Things that are typically key decisions:

- database table layout and indexes

- core types

- important dependencies (don't let the AI choose dependencies unless it's low consequence)

- system design—caches, queues, etc.

- infrastructure design—VPC layout, networking permissions, secrets management

- what all the UI screens are and what they contain, user flows, etc.

- color scheme, typography, visual hierarchy

- what to test and not to test (AI will overdo it with unnecessary tests and test complexity if you let it)

- code organization: directory layout, component boundaries, when to DRY

Things that are typically dot connecting:

- database access methods for crud

- API handlers

- client-side code to make API requests

- helpers that restructure data, translate between types, etc.

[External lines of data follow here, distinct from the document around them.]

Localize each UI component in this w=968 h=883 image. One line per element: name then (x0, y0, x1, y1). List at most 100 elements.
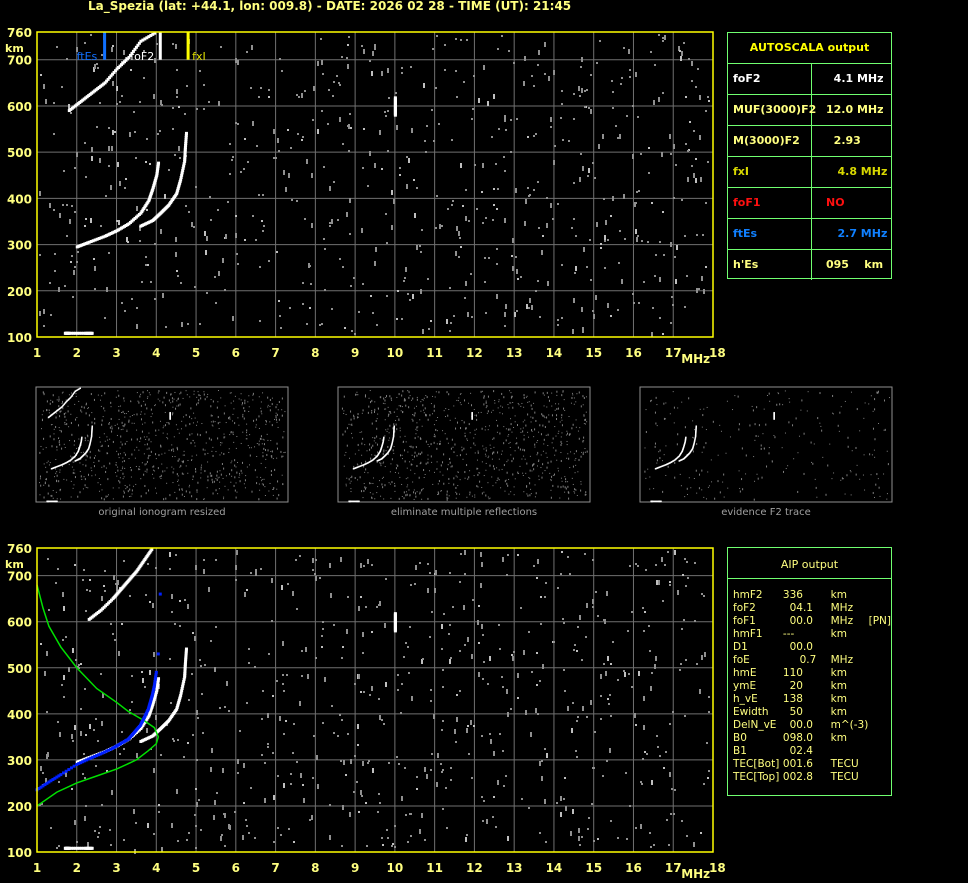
noise-echo (250, 572, 252, 574)
thumbnail-noise (583, 436, 585, 439)
thumbnail-noise (152, 421, 154, 424)
thumbnail-noise (760, 444, 762, 447)
noise-echo (450, 657, 452, 659)
noise-echo (445, 787, 447, 789)
noise-echo (504, 170, 506, 172)
noise-echo (683, 619, 685, 621)
thumbnail-noise (382, 402, 384, 404)
thumbnail-noise (265, 420, 267, 423)
thumbnail-noise (204, 453, 206, 456)
thumbnail-noise (573, 403, 575, 405)
thumbnail-trace (49, 500, 52, 503)
noise-echo (560, 573, 562, 575)
noise-echo (699, 135, 701, 140)
thumbnail-trace (471, 411, 473, 414)
noise-echo (460, 39, 462, 41)
aip-profile-point (158, 592, 162, 596)
thumbnail-noise (351, 475, 353, 478)
noise-echo (516, 310, 518, 312)
thumbnail-noise (568, 433, 570, 436)
noise-echo (93, 258, 95, 260)
thumbnail-trace (80, 441, 82, 444)
thumbnail-noise (372, 437, 374, 439)
thumbnail-noise (580, 483, 582, 485)
echo-trace-point (151, 701, 155, 705)
thumbnail-noise (361, 454, 363, 456)
autoscala-row-fof2: foF2 4.1 MHz (728, 64, 891, 95)
noise-echo (267, 743, 269, 745)
noise-echo (386, 295, 388, 297)
noise-echo (100, 225, 102, 227)
thumbnail-noise (552, 447, 554, 449)
echo-trace-point (183, 665, 187, 669)
noise-echo (349, 233, 351, 235)
thumbnail-noise (529, 482, 531, 485)
thumbnail-noise (78, 438, 80, 440)
noise-echo (291, 199, 293, 201)
noise-echo (441, 729, 443, 731)
echo-trace-point (131, 49, 135, 53)
thumbnail-noise (362, 437, 364, 440)
noise-echo (204, 664, 206, 666)
noise-echo (683, 42, 685, 44)
thumbnail-noise (248, 411, 250, 413)
thumbnail-noise (540, 454, 542, 456)
thumbnail-noise (376, 462, 378, 464)
thumbnail-noise (89, 456, 91, 459)
noise-echo (528, 807, 530, 809)
thumbnail-noise (66, 423, 68, 426)
aip-flag (869, 745, 891, 758)
noise-echo (296, 608, 298, 610)
thumbnail-noise (406, 493, 408, 496)
noise-echo (331, 705, 333, 707)
thumbnail-noise (139, 468, 141, 470)
noise-echo (319, 577, 321, 579)
noise-echo (399, 167, 401, 169)
noise-echo (487, 683, 489, 685)
thumbnail-noise (509, 428, 511, 431)
thumbnail-noise (120, 441, 122, 443)
noise-echo (424, 767, 426, 772)
noise-echo (455, 70, 457, 72)
thumbnail-noise (222, 477, 224, 479)
thumbnail-noise (566, 457, 568, 459)
thumbnail-noise (196, 403, 198, 406)
noise-echo (84, 225, 86, 227)
thumbnail-noise (178, 484, 180, 486)
thumbnail-noise (144, 484, 146, 487)
echo-trace-point (183, 152, 187, 156)
thumbnail-noise (841, 477, 843, 480)
thumbnail-noise (104, 410, 106, 412)
aip-profile-point (152, 684, 156, 688)
noise-echo (528, 631, 530, 633)
echo-trace-point (156, 680, 160, 684)
noise-echo (483, 661, 485, 663)
noise-echo (525, 199, 527, 204)
noise-echo (84, 142, 86, 144)
thumbnail-noise (412, 397, 414, 400)
thumbnail-noise (144, 470, 146, 472)
echo-trace-point (184, 137, 188, 141)
noise-echo (456, 226, 458, 231)
thumbnail-noise (778, 393, 780, 395)
thumbnail-noise (429, 414, 431, 417)
aip-value: 50 (782, 706, 803, 718)
aip-param: B1 (733, 745, 747, 757)
noise-echo (55, 582, 57, 584)
thumbnail-noise (144, 422, 146, 424)
thumbnail-noise (383, 449, 385, 452)
thumbnail-noise (407, 390, 409, 392)
thumbnail-noise (583, 414, 585, 417)
thumbnail-noise (701, 451, 703, 453)
noise-echo (342, 646, 344, 648)
noise-echo (169, 552, 171, 557)
thumbnail-noise (651, 399, 653, 401)
noise-echo (100, 673, 102, 675)
noise-echo (341, 719, 343, 721)
noise-echo (695, 158, 697, 160)
thumbnail-trace (693, 440, 696, 442)
thumbnail-noise (128, 496, 130, 498)
noise-echo (681, 820, 683, 822)
thumbnail-noise (888, 397, 890, 399)
thumbnail-noise (125, 413, 127, 415)
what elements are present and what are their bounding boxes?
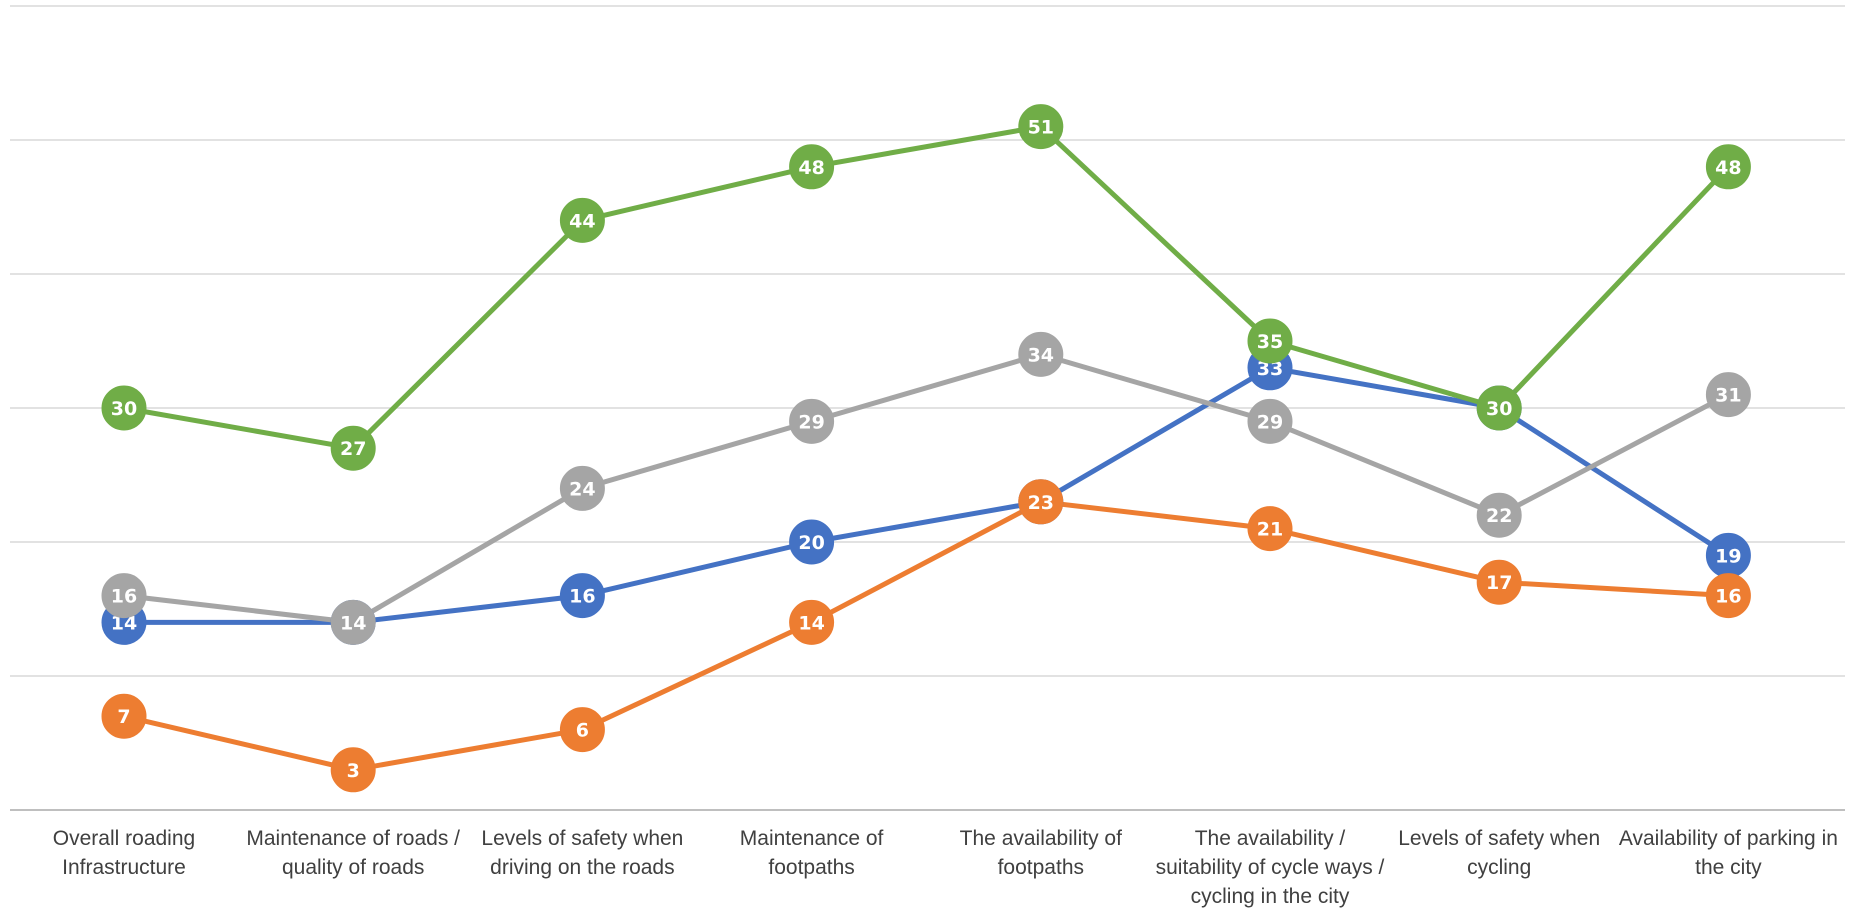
data-point-marker: [789, 599, 835, 645]
data-point-marker: [1018, 331, 1064, 377]
data-label: 22: [1486, 505, 1512, 527]
data-label: 6: [576, 720, 589, 742]
data-point-marker: [330, 599, 376, 645]
data-label: 16: [111, 586, 137, 608]
data-point-marker: [330, 425, 376, 471]
data-label: 48: [1715, 157, 1741, 179]
data-point-marker: [559, 465, 605, 511]
data-point-marker: [1247, 398, 1293, 444]
data-point: 21: [1247, 506, 1293, 552]
data-point-marker: [789, 398, 835, 444]
data-point-marker: [1247, 506, 1293, 552]
series-lines: [123, 124, 1731, 773]
gridlines: [10, 5, 1845, 811]
series-markers: 1414162023333019736142321171616142429342…: [101, 104, 1751, 793]
data-point: 31: [1705, 372, 1751, 418]
x-tick-label: Levels of safety when cycling: [1398, 827, 1601, 879]
data-label: 29: [798, 411, 824, 433]
x-tick-label: Availability of parking in the city: [1618, 827, 1838, 879]
data-point-marker: [1705, 372, 1751, 418]
data-point: 7: [101, 693, 147, 739]
data-point-marker: [559, 197, 605, 243]
data-label: 33: [1257, 358, 1283, 380]
data-point: 19: [1705, 532, 1751, 578]
data-label: 30: [1486, 398, 1512, 420]
data-point-marker: [559, 573, 605, 619]
data-point-marker: [1476, 385, 1522, 431]
data-point: 14: [789, 599, 835, 645]
data-point-marker: [789, 519, 835, 565]
data-label: 19: [1715, 545, 1741, 567]
data-point: 14: [330, 599, 376, 645]
data-label: 27: [340, 438, 366, 460]
data-point: 16: [101, 573, 147, 619]
data-point: 48: [789, 144, 835, 190]
data-point: 51: [1018, 104, 1064, 150]
data-point: 6: [559, 707, 605, 753]
data-label: 14: [111, 612, 137, 634]
data-label: 51: [1028, 117, 1054, 139]
data-label: 3: [347, 760, 360, 782]
series-line-3: [123, 351, 1730, 625]
x-tick-label: Overall roading Infrastructure: [52, 827, 196, 879]
data-label: 16: [569, 586, 595, 608]
data-label: 44: [569, 210, 595, 232]
data-point-marker: [1705, 144, 1751, 190]
data-label: 30: [111, 398, 137, 420]
data-label: 14: [340, 612, 366, 634]
data-point: 20: [789, 519, 835, 565]
data-point-marker: [101, 693, 147, 739]
data-point: 24: [559, 465, 605, 511]
data-label: 14: [798, 612, 824, 634]
data-point: 3: [330, 747, 376, 793]
data-label: 35: [1257, 331, 1283, 353]
data-point-marker: [101, 385, 147, 431]
data-point: 34: [1018, 331, 1064, 377]
data-point-marker: [1476, 559, 1522, 605]
data-label: 29: [1257, 411, 1283, 433]
x-tick-label: Maintenance of roads / quality of roads: [246, 827, 460, 879]
data-point: 48: [1705, 144, 1751, 190]
series-line-2: [123, 499, 1729, 773]
data-label: 21: [1257, 519, 1283, 541]
data-point-marker: [1476, 492, 1522, 538]
data-point: 17: [1476, 559, 1522, 605]
data-point: 27: [330, 425, 376, 471]
data-label: 23: [1028, 492, 1054, 514]
data-point-marker: [1247, 318, 1293, 364]
data-point-marker: [1018, 479, 1064, 525]
data-point: 44: [559, 197, 605, 243]
data-point-marker: [101, 573, 147, 619]
data-point-marker: [1018, 104, 1064, 150]
data-label: 34: [1028, 344, 1054, 366]
x-tick-label: The availability / suitability of cycle …: [1155, 827, 1385, 908]
series-line-4: [123, 124, 1731, 451]
data-label: 31: [1715, 385, 1741, 407]
data-label: 7: [117, 706, 130, 728]
data-point: 16: [559, 573, 605, 619]
data-label: 17: [1486, 572, 1512, 594]
data-point-marker: [789, 144, 835, 190]
data-point-marker: [330, 747, 376, 793]
data-point-marker: [559, 707, 605, 753]
data-point: 23: [1018, 479, 1064, 525]
data-label: 24: [569, 478, 595, 500]
data-point: 30: [1476, 385, 1522, 431]
data-point: 30: [101, 385, 147, 431]
x-tick-label: The availability of footpaths: [959, 827, 1122, 879]
data-label: 48: [798, 157, 824, 179]
data-point: 29: [1247, 398, 1293, 444]
data-point: 16: [1705, 573, 1751, 619]
data-point: 35: [1247, 318, 1293, 364]
series-line-1: [124, 365, 1730, 625]
data-point: 29: [789, 398, 835, 444]
data-point-marker: [1705, 573, 1751, 619]
data-point: 22: [1476, 492, 1522, 538]
data-label: 20: [798, 532, 824, 554]
data-label: 16: [1715, 586, 1741, 608]
x-tick-label: Levels of safety when driving on the roa…: [481, 827, 684, 879]
x-tick-label: Maintenance of footpaths: [739, 827, 884, 879]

- deploy scripts/CI and CD

- dev environment setup

- test harness

- test implementation (vs. deciding what to test)

- UI component implementation (once client-side types and data model are in place)

- styling code

- one-off scripts for data cleanup, analytics, etc.

That's not exhaustive on either side, but you get the idea.

AI can be helpful for making the key decisions too, in terms of research, ideation, exploring alternatives, poking holes, etc., but imo the human needs to make the final choices and write the code that corresponds to these decisions either manually or with very close supervision.